Саня. Слава! Вот ты желаешь мне успехов! А возможны ли они? Вы же, когда звали к себе на дачу, говорили, что будут все условия для работы… И где же они? Как мне сосредоточиться, войти в образ политзаключенного? Что я в окно вижу? Пейзаж, твою мать…Где решетка, где колючка? Где толпы зэков на утренней поверке? Вертухаев нет, собак тоже… Где плакат над воротами дачи «Вошел преступником — вышел честным человеком»?

Не волнуйся, положить кипу чистой белой бумаги вы положили. Но разве на такой я в лагере писал?.. На этой чистенькой у меня не идет ничего… Я привык на клочках, на обрывках, чтоб всегда можно было, если шмон, в матрац спрятать…

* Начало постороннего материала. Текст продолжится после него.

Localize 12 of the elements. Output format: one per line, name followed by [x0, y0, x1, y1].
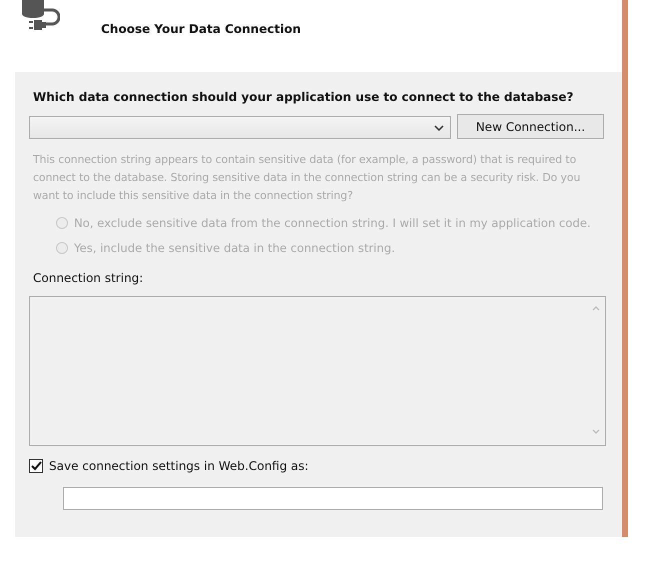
connection-name-field[interactable] [63, 487, 603, 510]
new-connection-button[interactable]: New Connection... [457, 114, 604, 139]
caret-icon [434, 124, 444, 130]
save-checkbox[interactable] [29, 459, 43, 473]
radio-label: No, exclude sensitive data from the connection string. I will set it in my application code. [74, 216, 591, 230]
radio-label: Yes, include the sensitive data in the connection string. [74, 241, 396, 255]
connection-dropdown[interactable] [29, 116, 451, 139]
save-checkbox-label: Save connection settings in Web.Config as: [49, 459, 309, 473]
sensitive-data-notice: This connection string appears to contain sensitive data (for example, a password) that is required to connect to the database. Storing sensitive data in the connection string can be a security risk. Do you want to include this sensitive data in the connection string? [33, 152, 582, 204]
question-label: Which data connection should your application use to connect to the database? [33, 90, 574, 104]
connection-string-label: Connection string: [33, 271, 144, 285]
page-title: Choose Your Data Connection [101, 22, 301, 36]
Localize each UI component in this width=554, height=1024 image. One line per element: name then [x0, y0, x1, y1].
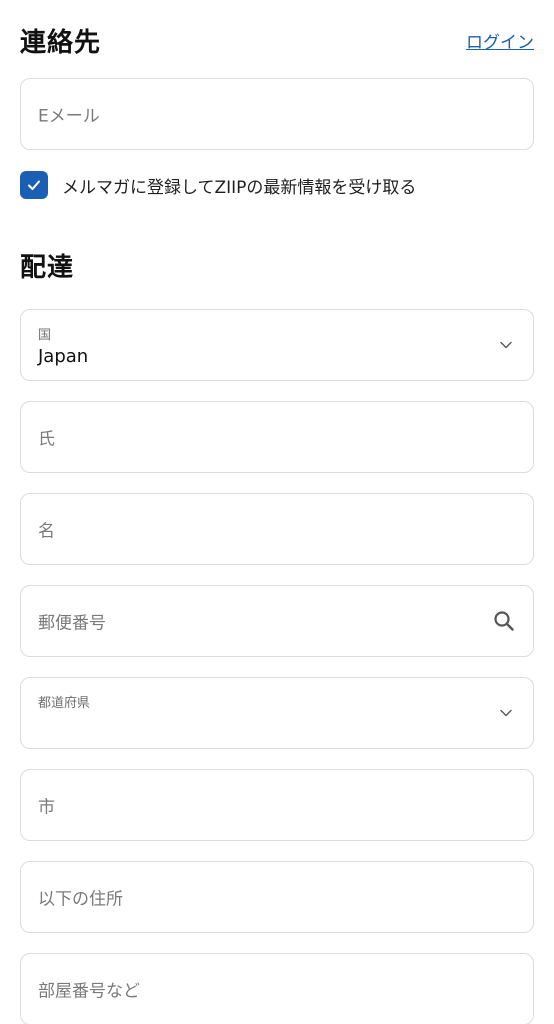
country-select[interactable]: 国 Japan [20, 309, 534, 381]
first-name-field[interactable]: 名 [20, 493, 534, 565]
delivery-fields: 国 Japan 氏 名 郵便番号 都道府県 市 以下の住所 部屋番号など [20, 309, 534, 1024]
first-name-placeholder: 名 [38, 521, 55, 542]
contact-title: 連絡先 [20, 27, 102, 58]
address-placeholder: 以下の住所 [38, 889, 123, 910]
search-icon[interactable] [493, 610, 515, 632]
city-placeholder: 市 [38, 797, 55, 818]
email-field[interactable]: Eメール [20, 78, 534, 150]
apartment-placeholder: 部屋番号など [38, 981, 140, 1002]
postal-code-field[interactable]: 郵便番号 [20, 585, 534, 657]
email-placeholder: Eメール [38, 106, 100, 127]
chevron-down-icon [500, 341, 512, 349]
newsletter-checkbox[interactable] [20, 171, 48, 199]
newsletter-row[interactable]: メルマガに登録してZIIPの最新情報を受け取る [20, 171, 534, 199]
apartment-field[interactable]: 部屋番号など [20, 953, 534, 1024]
country-label: 国 [38, 328, 52, 343]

Но я не обижаюсь, тем более ты сам говоришь, что стал рассеянный, ничего не помнишь, не можешь найти какую-то виолончель… Ты, кстати, и про парашу ничего не сказал. Я нашел ее, можно сказать, в последний момент. Ну и чудаки вы, музыканты! Надо же — даже парашу сделать в виде большой скрипки. Оригинально, только струны мешают. Да и отверстие можно было бы побольше… Я когда к ней подхожу, все время думаю: «Какая же Сталин сволочь! И до иностранцев добрался! Там, на параше, тот, кто раньше на ней сидел, видно, перед расстрелом свое имя выбил: «Гварнери». Наверное, из итальянской Голубой дивизии…

О еде не беспокойся, мне нравится, просто я все баландой называю. А за раков — отдельное спасибо. Вам, простым музыкантам, наверное, это непонятно, но у нас, у настоящих творцов, знаешь как бывает? Мелочь какая-нибудь — а вдруг подтолкнет к чему-нибудь грандиозному. И вот я смотрю на рака, трогаю его панцирь и думаю: «Написать, что ли, «Раковый корпус»?»